To remedy this, a research team co-led by Penn State created a first-of-its-kind methodology for diagnosing misprints with real-time machine learning. The researchers describe this framework — published in Additive manufacturing (“Mapping Geometric and Electromagnetic Feature Spaces with Machine Learning for Additively Fabricated RF Devices”) – as a critical first step towards correcting real-time 3D printing errors.
According to the researchers, this could make printing for sensitive devices much more efficient in terms of time, cost and computing bandwidth.
“A lot can go wrong during the additive manufacturing process for any component,” said Greg Huff, associate professor of electrical engineering at Penn State. “And in the world of electromagnetism, where dimensions are based on wavelengths rather than regular units of measurement, any small flaw can really contribute to large-scale system failures or degraded operations. If 3D printing a household item is like tuning a tuba – which can be done with wide adjustments – 3D printing devices working in the electromagnetic domain are like tuning a violin : small adjustments really matter.
In a previous project, researchers attached cameras to printheads, capturing an image each time something was printed. Although not the primary goal of this project, the researchers eventually curated a dataset that they could combine with an algorithm to classify types of printing errors.

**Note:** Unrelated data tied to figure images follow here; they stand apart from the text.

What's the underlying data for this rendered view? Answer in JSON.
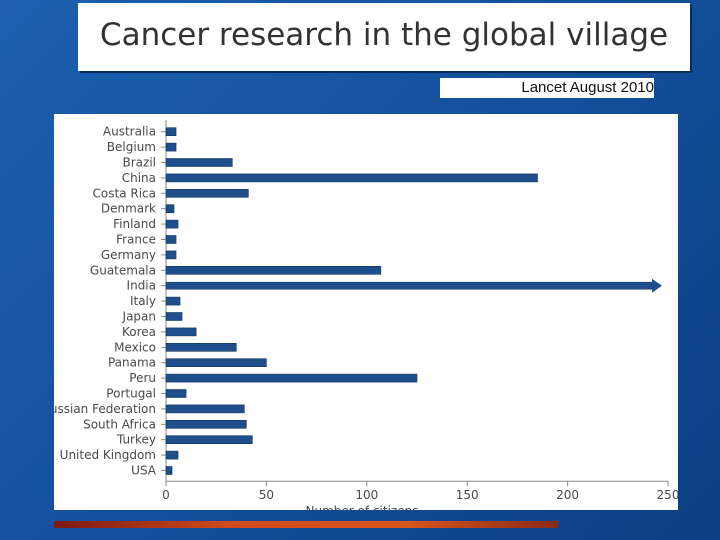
{
  "slide": {
    "title": "Cancer research in the global village",
    "source": "Lancet August 2010"
  },
  "chart_data": {
    "type": "bar",
    "orientation": "horizontal",
    "categories": [
      "Australia",
      "Belgium",
      "Brazil",
      "China",
      "Costa Rica",
      "Denmark",
      "Finland",
      "France",
      "Germany",
      "Guatemala",
      "India",
      "Italy",
      "Japan",
      "Korea",
      "Mexico",
      "Panama",
      "Peru",
      "Portugal",
      "Russian Federation",
      "South Africa",
      "Turkey",
      "United Kingdom",
      "USA"
    ],
    "values": [
      5,
      5,
      33,
      185,
      41,
      4,
      6,
      5,
      5,
      107,
      250,
      7,
      8,
      15,
      35,
      50,
      125,
      10,
      39,
      40,
      43,
      6,
      3
    ],
    "truncated": [
      "India"
    ],
    "xlabel": "Number of citizens",
    "xlim": [
      0,
      250
    ],
    "xticks": [
      0,
      50,
      100,
      150,
      200,
      250
    ],
    "bar_color": "#1f4e8c",
    "grid": false
  }
}
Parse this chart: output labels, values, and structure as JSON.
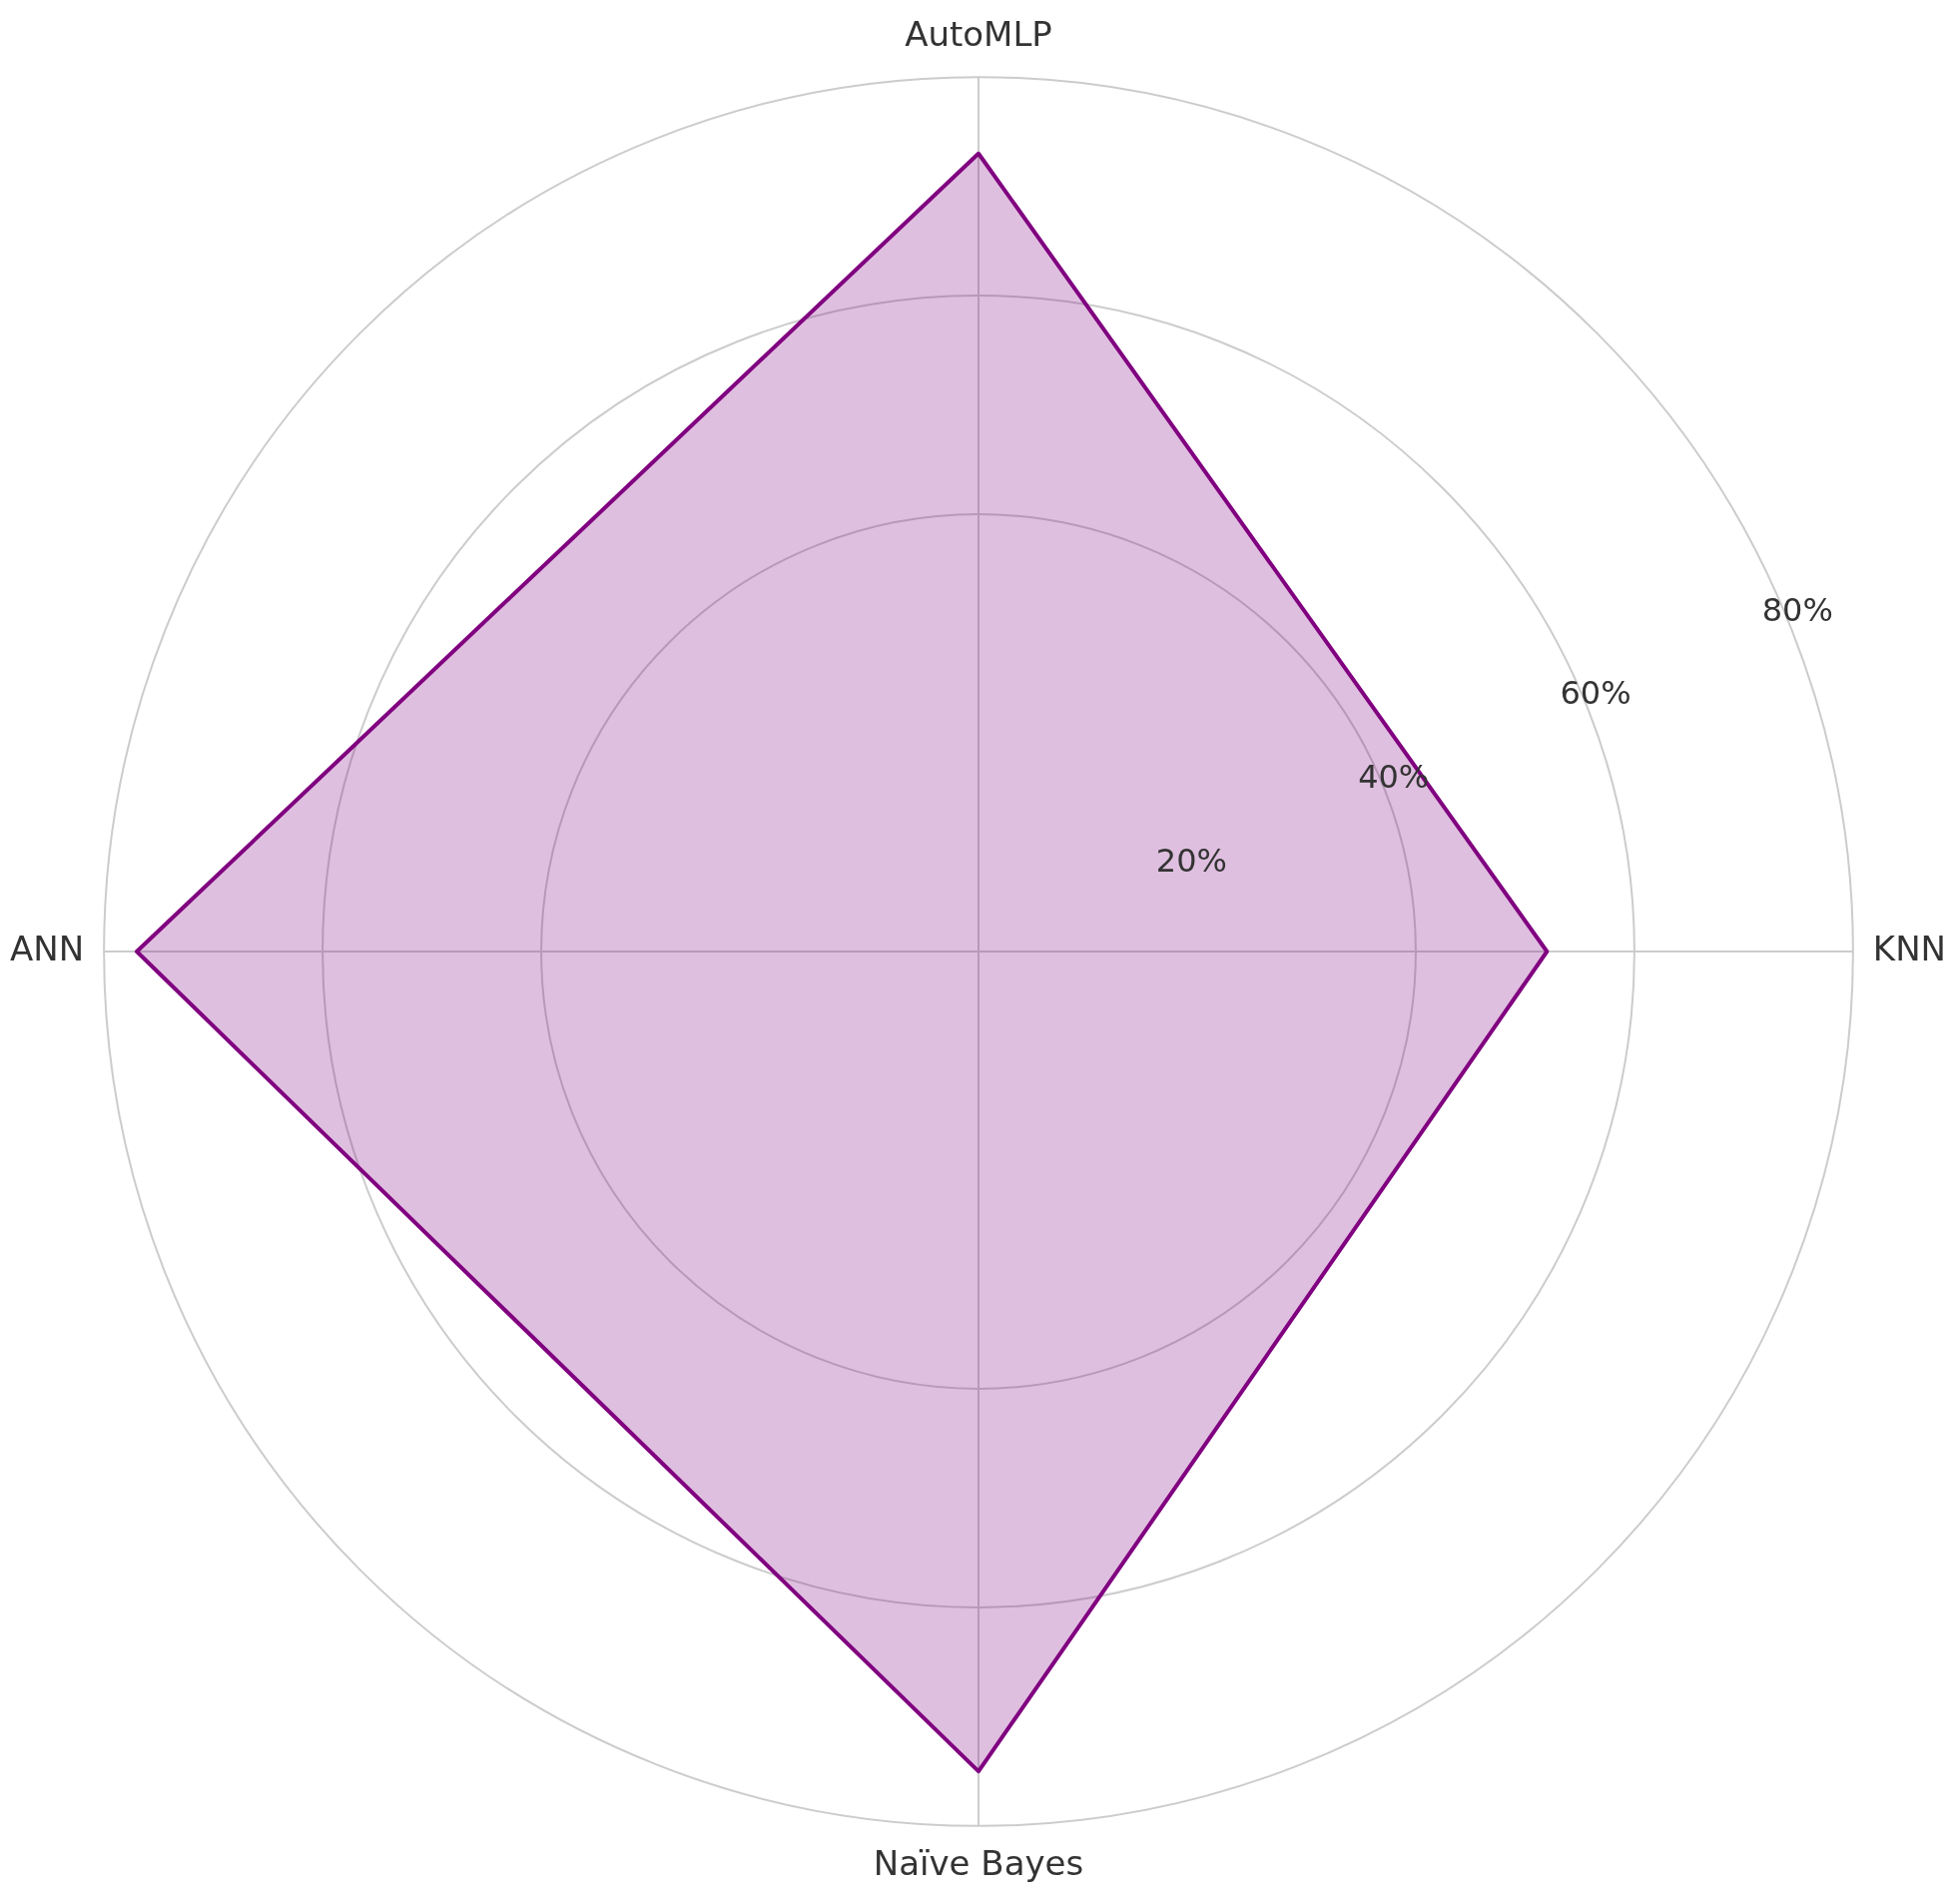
{
  "chart_data": {
    "type": "radar",
    "categories": [
      "AutoMLP",
      "KNN",
      "Naïve Bayes",
      "ANN"
    ],
    "series": [
      {
        "color": "#800080",
        "values": [
          73,
          52,
          75,
          77
        ]
      }
    ],
    "ylim": [
      0,
      80
    ],
    "yticks": [
      {
        "value": 20,
        "label": "20%"
      },
      {
        "value": 40,
        "label": "40%"
      },
      {
        "value": 60,
        "label": "60%"
      },
      {
        "value": 80,
        "label": "80%"
      }
    ],
    "grid": true,
    "legend": false,
    "marker": "none"
  }
}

“Generating the dataset and determining what information the neural network needed was central to this research,” said first author Deanna Sessions, who received her doctorate in electrical engineering from Penn State in 2021 and now works for UES Inc. as a contractor. for the Air Force Research Laboratory. “We use this information – from cheap optical images – to predict electromagnetic performance without having to do simulations during the manufacturing process. If we have pictures, we can tell if a certain item is going to be a problem. We already had these images and we said, “Let’s see if we can train a neural network to (identify errors that are creating performance issues).” And we found we could.
When the framework is applied to the print, it can identify errors during printing. Now that the impact of errors on electromagnetic performance can be identified in real time, the ability to correct errors during the printing process is much closer to becoming a reality.
“As this process is refined, it may start to create this type of feedback control that says, ‘The widget is starting to look like this, so I made this other tweak to let it work’, so that we can continue to use it,” Huff says.